Red Bull is refusing to believe that it is now in the driving seat for the world championship, despite Sebastian Vettel's crucial victory in the Japanese Grand Prix

Vettel closed to within four points of leader Fernando Alonso with his triumph at Suzuka, and the strong pace of its car has left him as the main threat now to Ferrari's hopes of the crown.

But Red Bull boss Christian Horner thinks that the recent bad luck suffered by Alonso - who has retired twice on the opening lap in the last four races - is a warning that it too could face its own troubles over the remaining five grands prix.

"I think that Fernando is a very shrewd and formidable opponent and over a season luck tends to balance itself out," explained Horner. "Seb has had two DNFs through reliability.

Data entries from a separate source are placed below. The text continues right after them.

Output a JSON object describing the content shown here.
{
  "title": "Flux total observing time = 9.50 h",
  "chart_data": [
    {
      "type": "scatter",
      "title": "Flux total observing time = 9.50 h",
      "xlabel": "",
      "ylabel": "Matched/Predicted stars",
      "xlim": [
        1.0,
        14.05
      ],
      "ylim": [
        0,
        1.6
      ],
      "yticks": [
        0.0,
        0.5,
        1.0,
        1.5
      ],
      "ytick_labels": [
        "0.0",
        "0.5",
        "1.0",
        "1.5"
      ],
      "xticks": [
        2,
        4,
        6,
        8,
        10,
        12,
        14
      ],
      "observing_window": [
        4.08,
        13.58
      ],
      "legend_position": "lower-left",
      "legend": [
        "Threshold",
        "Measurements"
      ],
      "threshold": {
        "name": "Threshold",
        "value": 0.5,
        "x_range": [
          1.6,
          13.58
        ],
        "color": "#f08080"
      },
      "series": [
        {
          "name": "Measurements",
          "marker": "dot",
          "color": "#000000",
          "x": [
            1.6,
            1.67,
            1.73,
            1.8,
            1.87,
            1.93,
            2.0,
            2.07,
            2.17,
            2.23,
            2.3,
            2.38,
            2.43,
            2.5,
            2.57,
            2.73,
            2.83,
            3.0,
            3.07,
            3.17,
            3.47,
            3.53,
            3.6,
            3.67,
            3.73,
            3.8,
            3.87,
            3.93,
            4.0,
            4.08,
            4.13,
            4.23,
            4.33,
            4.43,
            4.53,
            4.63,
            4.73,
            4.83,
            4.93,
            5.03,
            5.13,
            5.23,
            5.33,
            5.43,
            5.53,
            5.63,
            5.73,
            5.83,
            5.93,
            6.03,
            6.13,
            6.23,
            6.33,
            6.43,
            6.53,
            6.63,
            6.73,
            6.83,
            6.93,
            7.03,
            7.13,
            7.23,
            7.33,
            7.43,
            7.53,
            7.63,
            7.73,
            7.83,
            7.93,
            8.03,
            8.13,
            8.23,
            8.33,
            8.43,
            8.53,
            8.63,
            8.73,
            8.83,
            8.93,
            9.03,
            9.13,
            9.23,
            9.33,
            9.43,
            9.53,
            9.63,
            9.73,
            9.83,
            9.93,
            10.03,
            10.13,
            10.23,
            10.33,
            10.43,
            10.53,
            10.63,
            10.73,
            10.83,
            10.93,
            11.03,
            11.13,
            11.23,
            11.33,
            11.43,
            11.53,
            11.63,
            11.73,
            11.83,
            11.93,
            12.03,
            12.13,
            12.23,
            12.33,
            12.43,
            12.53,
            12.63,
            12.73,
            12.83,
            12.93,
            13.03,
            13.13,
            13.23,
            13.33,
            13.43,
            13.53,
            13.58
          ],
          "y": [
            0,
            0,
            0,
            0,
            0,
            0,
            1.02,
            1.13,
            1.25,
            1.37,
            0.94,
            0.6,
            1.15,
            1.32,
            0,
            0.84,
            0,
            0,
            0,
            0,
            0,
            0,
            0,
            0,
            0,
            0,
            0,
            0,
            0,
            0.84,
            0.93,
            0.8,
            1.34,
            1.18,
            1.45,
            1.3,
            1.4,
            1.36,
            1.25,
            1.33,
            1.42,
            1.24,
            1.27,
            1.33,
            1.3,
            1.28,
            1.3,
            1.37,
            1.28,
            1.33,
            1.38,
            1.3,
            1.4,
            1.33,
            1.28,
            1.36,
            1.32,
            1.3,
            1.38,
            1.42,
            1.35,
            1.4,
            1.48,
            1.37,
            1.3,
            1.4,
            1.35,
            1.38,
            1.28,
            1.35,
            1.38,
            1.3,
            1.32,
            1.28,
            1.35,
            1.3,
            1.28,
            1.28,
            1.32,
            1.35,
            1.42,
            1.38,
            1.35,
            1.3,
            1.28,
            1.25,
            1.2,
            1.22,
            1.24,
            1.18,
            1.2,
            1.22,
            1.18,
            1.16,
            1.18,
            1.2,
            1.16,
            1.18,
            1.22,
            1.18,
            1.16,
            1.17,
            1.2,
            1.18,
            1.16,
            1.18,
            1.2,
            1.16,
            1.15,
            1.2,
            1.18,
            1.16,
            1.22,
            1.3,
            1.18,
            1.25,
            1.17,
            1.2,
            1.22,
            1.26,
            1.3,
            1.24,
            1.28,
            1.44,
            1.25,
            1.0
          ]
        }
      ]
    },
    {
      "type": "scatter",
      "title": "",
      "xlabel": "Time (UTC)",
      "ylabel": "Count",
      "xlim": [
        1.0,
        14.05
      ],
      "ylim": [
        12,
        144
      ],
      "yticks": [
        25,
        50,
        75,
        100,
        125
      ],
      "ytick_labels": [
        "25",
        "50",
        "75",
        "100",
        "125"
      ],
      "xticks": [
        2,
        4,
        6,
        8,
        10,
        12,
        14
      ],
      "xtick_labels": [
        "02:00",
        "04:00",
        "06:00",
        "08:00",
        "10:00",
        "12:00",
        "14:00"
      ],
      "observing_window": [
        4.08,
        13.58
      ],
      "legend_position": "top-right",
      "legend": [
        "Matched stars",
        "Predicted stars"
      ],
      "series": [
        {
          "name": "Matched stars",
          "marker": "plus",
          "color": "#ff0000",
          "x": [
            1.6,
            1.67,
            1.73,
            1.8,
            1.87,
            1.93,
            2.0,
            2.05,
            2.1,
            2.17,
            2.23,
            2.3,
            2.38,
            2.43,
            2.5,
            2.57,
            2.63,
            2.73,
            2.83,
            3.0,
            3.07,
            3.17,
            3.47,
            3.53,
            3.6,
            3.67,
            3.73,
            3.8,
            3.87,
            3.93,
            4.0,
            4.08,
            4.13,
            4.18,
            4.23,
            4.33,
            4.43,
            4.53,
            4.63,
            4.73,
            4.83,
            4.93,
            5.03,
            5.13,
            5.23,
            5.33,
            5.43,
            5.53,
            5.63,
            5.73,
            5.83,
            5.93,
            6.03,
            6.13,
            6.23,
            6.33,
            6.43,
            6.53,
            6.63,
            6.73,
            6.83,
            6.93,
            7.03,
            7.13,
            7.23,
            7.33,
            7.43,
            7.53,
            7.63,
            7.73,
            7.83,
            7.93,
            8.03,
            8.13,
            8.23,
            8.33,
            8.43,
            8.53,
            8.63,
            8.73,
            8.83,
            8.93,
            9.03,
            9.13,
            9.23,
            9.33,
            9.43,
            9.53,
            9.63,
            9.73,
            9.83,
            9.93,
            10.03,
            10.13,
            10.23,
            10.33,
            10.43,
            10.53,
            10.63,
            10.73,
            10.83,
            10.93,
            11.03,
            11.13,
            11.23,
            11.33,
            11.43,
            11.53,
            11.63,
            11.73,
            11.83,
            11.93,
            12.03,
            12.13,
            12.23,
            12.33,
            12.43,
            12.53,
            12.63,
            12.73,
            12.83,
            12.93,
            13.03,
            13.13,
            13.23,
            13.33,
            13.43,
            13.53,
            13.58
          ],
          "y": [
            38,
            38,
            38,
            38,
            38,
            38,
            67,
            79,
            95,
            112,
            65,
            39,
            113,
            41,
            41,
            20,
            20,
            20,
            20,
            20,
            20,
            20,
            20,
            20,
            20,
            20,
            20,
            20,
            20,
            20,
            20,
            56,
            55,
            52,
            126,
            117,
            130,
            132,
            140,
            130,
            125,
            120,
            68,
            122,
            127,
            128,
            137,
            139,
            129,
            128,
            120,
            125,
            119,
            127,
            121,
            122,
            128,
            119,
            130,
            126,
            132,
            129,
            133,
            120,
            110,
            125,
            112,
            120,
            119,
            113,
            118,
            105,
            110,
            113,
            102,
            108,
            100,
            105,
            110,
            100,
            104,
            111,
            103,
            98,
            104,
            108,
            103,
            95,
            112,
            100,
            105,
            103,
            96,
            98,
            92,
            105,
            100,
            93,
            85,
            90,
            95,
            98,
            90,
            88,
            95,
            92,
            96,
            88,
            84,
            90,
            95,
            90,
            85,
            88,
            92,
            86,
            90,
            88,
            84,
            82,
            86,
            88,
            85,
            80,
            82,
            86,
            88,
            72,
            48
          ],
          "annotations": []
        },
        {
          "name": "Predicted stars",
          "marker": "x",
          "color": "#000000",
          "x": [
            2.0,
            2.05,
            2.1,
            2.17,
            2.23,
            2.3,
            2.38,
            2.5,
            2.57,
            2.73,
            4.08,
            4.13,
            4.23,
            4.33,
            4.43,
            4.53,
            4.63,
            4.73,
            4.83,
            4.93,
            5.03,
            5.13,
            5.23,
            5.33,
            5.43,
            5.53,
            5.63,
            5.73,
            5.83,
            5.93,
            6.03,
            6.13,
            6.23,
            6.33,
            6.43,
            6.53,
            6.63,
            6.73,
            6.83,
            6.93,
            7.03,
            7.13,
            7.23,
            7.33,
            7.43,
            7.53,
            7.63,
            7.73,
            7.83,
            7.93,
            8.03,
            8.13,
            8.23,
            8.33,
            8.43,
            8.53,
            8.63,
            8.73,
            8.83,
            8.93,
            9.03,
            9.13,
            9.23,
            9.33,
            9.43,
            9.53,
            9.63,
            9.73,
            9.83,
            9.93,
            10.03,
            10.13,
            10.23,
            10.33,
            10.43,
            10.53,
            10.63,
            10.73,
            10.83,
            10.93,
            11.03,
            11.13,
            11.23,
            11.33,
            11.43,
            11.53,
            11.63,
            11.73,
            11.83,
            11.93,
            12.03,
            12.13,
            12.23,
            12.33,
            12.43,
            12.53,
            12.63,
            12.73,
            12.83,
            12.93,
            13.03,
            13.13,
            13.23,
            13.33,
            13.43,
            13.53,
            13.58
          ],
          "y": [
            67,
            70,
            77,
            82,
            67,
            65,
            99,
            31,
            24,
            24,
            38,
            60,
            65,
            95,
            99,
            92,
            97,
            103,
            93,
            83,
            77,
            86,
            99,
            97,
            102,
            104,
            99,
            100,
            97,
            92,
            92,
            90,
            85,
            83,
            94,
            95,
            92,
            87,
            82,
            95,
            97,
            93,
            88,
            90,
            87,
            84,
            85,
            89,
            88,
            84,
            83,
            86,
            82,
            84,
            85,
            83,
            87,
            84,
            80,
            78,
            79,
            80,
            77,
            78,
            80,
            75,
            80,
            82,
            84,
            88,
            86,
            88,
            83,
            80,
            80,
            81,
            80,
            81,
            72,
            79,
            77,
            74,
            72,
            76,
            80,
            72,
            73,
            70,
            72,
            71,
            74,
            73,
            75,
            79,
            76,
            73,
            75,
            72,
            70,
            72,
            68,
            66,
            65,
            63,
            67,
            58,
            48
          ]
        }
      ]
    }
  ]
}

"Fernando has been unlucky [in Spa] with [Romain] Grosjean, who seems to be a common factor with some of the incidents, and the puncture he picked up, so luck tends to balance itself out over a 20 race season.

"It will be down to what the two of them do on track now, and the relative performance of the cars over the remaining five races."

Although Horner suspects that the world title fight is boiling down to a battle between Vettel and Alonso, he is not yet ruling out challenges from Kimi Raikkonen or Lewis Hamilton.

"Never say never, especially this year," he said. "I think before the summer break Fernando had a significant lead, and since then we were second in Spa. We were unlucky in Monza but we should have scored reasonable points.

"We won in Singapore and we won here, so we have managed to eat into that gap. And hopefully we have some circuits coming up that should suit the characteristics of our package in the remaining races."

He added: "We have seen McLaren have had a really strong streak of performance and let's not underestimate them either, and we certainly don't.

"I think Ferrari has got big upgrades coming over the next couple of races, which they have mentioned. We can only control what we are doing and try and get as much performance out of our package as we possibly can - we cannot control what others do."